Yeah, but that changes frequently. Every once in a while, OpenAI pulls ahead for a few weeks, and then Gemini takes the crown for a month, then it’s back to Claude, etc. (This is specifically in the context of coding ability and benchmarks.)

I work for a tiny tech company that you’ve never heard of, and a few months ago we were all using ChatGPT, then Gemini, then Claude for now. Thankfully the subscriptions are monthly so you can just pause and restart the plans as the leaders change.

There’s frequent and rapid incremental advancements in both the LLM models themselves and the productization around them, such as all the agentic stuff. It’s way too early to declare Claude (or anyone) a winner yet.
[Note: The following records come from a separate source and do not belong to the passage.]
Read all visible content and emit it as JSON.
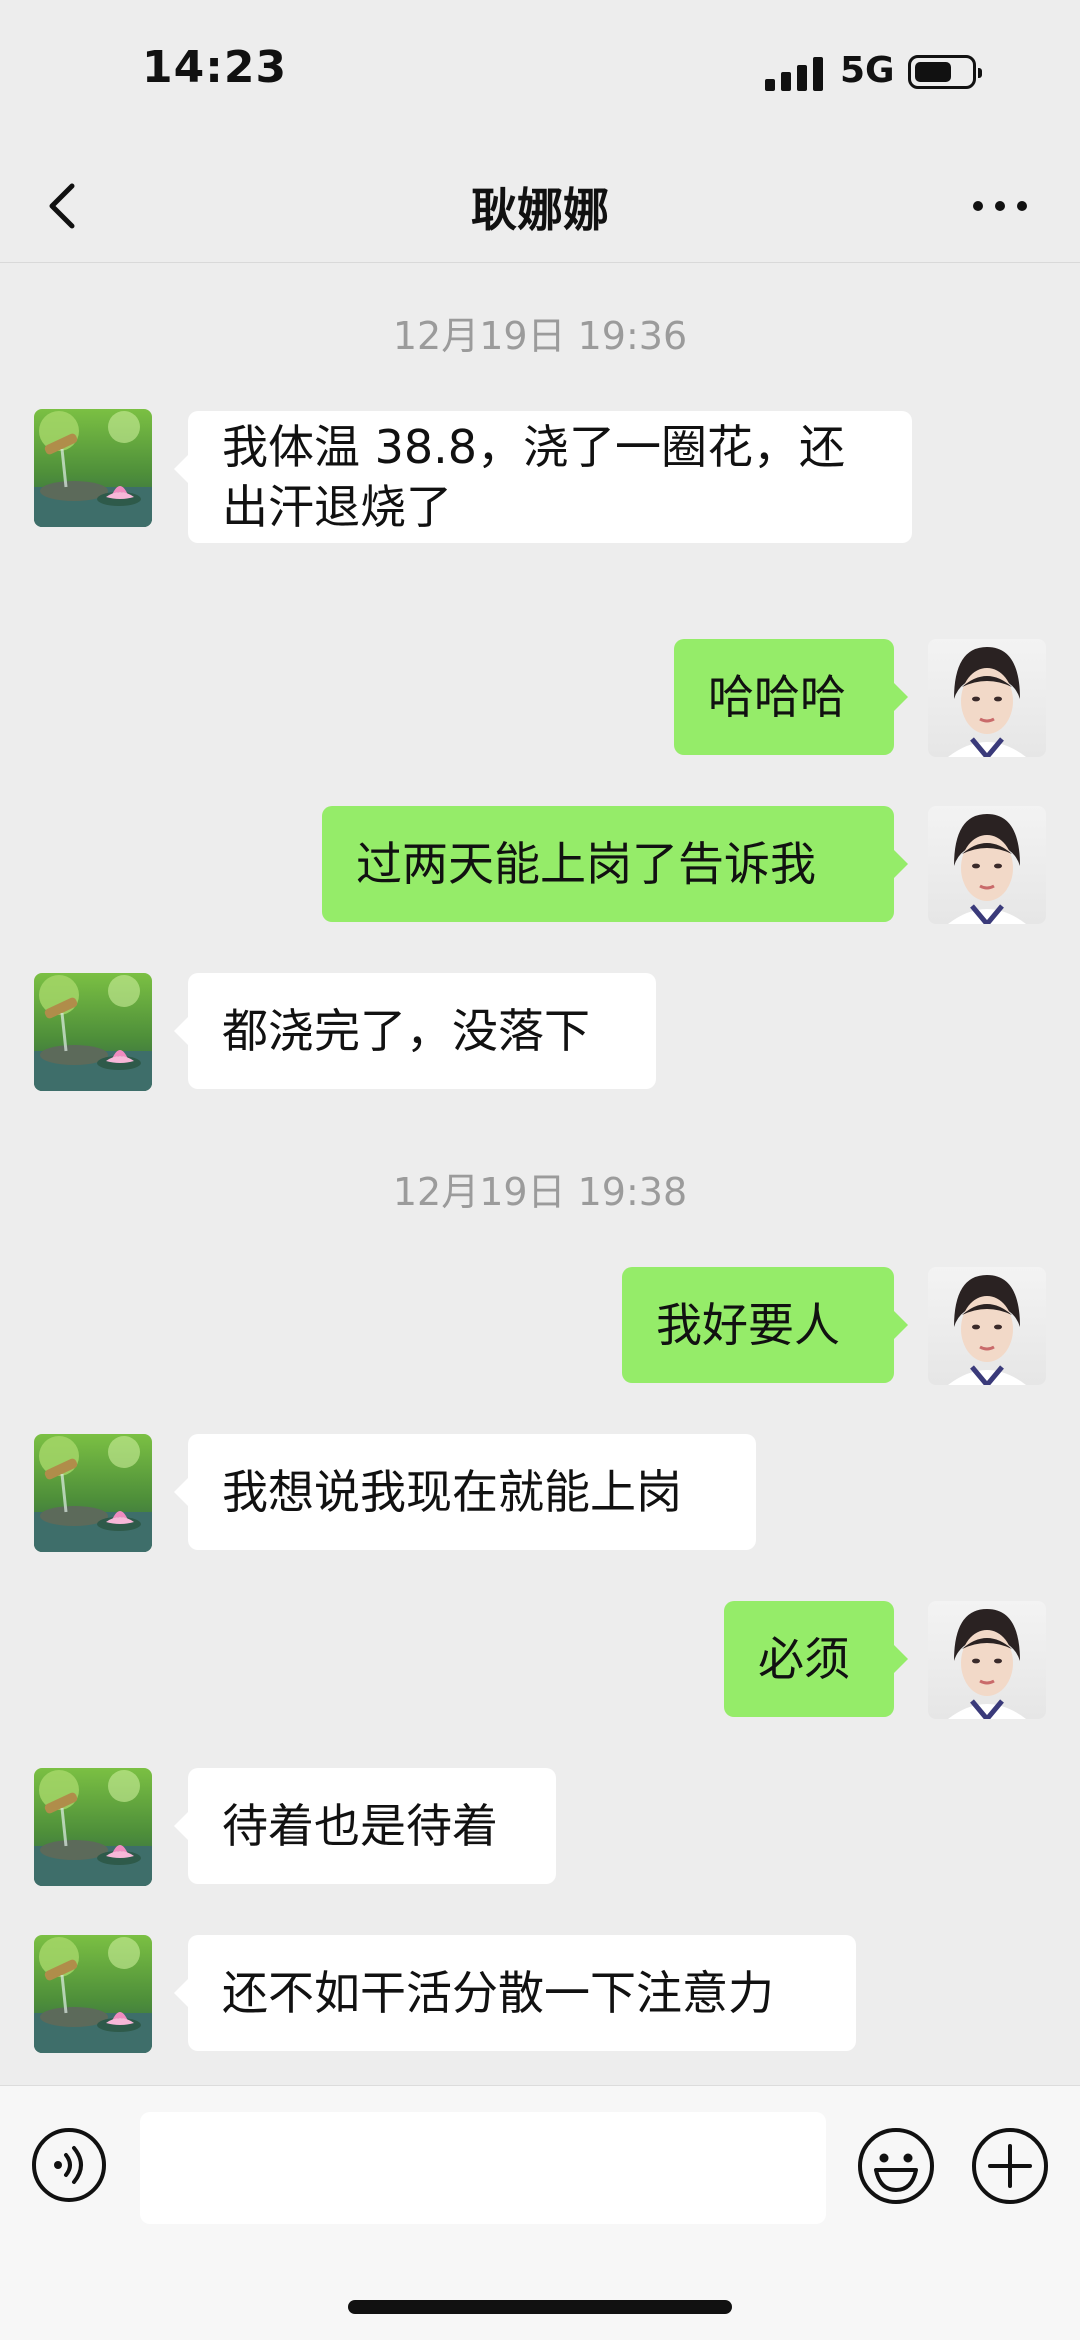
{
  "status_bar": {
    "time": "14:23",
    "network": "5G"
  },
  "header": {
    "title": "耿娜娜"
  },
  "icons": {
    "back": "chevron-left-icon",
    "more": "more-dots-icon",
    "voice": "voice-input-icon",
    "emoji": "emoji-icon",
    "plus": "plus-icon"
  },
  "colors": {
    "sent_bubble": "#95ec69",
    "received_bubble": "#ffffff",
    "background": "#ededed"
  },
  "timestamps": [
    "12月19日 19:36",
    "12月19日 19:38"
  ],
  "messages": [
    {
      "from": "other",
      "text": "我体温 38.8，浇了一圈花，还出汗退烧了"
    },
    {
      "from": "me",
      "text": "哈哈哈"
    },
    {
      "from": "me",
      "text": "过两天能上岗了告诉我"
    },
    {
      "from": "other",
      "text": "都浇完了，没落下"
    },
    {
      "from": "me",
      "text": "我好要人"
    },
    {
      "from": "other",
      "text": "我想说我现在就能上岗"
    },
    {
      "from": "me",
      "text": "必须"
    },
    {
      "from": "other",
      "text": "待着也是待着"
    },
    {
      "from": "other",
      "text": "还不如干活分散一下注意力"
    }
  ],
  "input": {
    "value": ""
  }
}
Chances are most of those companies will be bankrupt in a few years anyway, or be absorbed into the remaining giants.

It’s a mad gold rush right now and the only clear winners are Nvidia and TSMC, the shovel vendors.

Right now, I’m deep into one of my other serious use cases for Generative AI: Editing YouTube videos.

I just finished a video explaining in-ear-monitors for worship teams and bands, with demos of latency and so on.

After I was happy with all of my edits, I used a thing called “whisper” to create a transcript from the audio. I uploaded that to ChatGPT and explained the premise of the video.

It then had it QC my transcript, looking for goofs and ambiguities. It spotted a metaphor I repeated too often, and gave me several places where a lower-third with text would be helpful.

I then asked it to give me some recommended chapters (it’s not quite so good at this, but it helps).

Then once I had my chapter headings figured out, I had it tighten them and harmonize them, so they look like the same person wrote them (tense, capitalization, tone)…it does that in spades.

I then had it work on titles and description and hashtags.
Once that’s all done and I have locked in my choices, I tell it “give me a youtube.md file with this stuff” and it does, with everything I need to include when I upload it.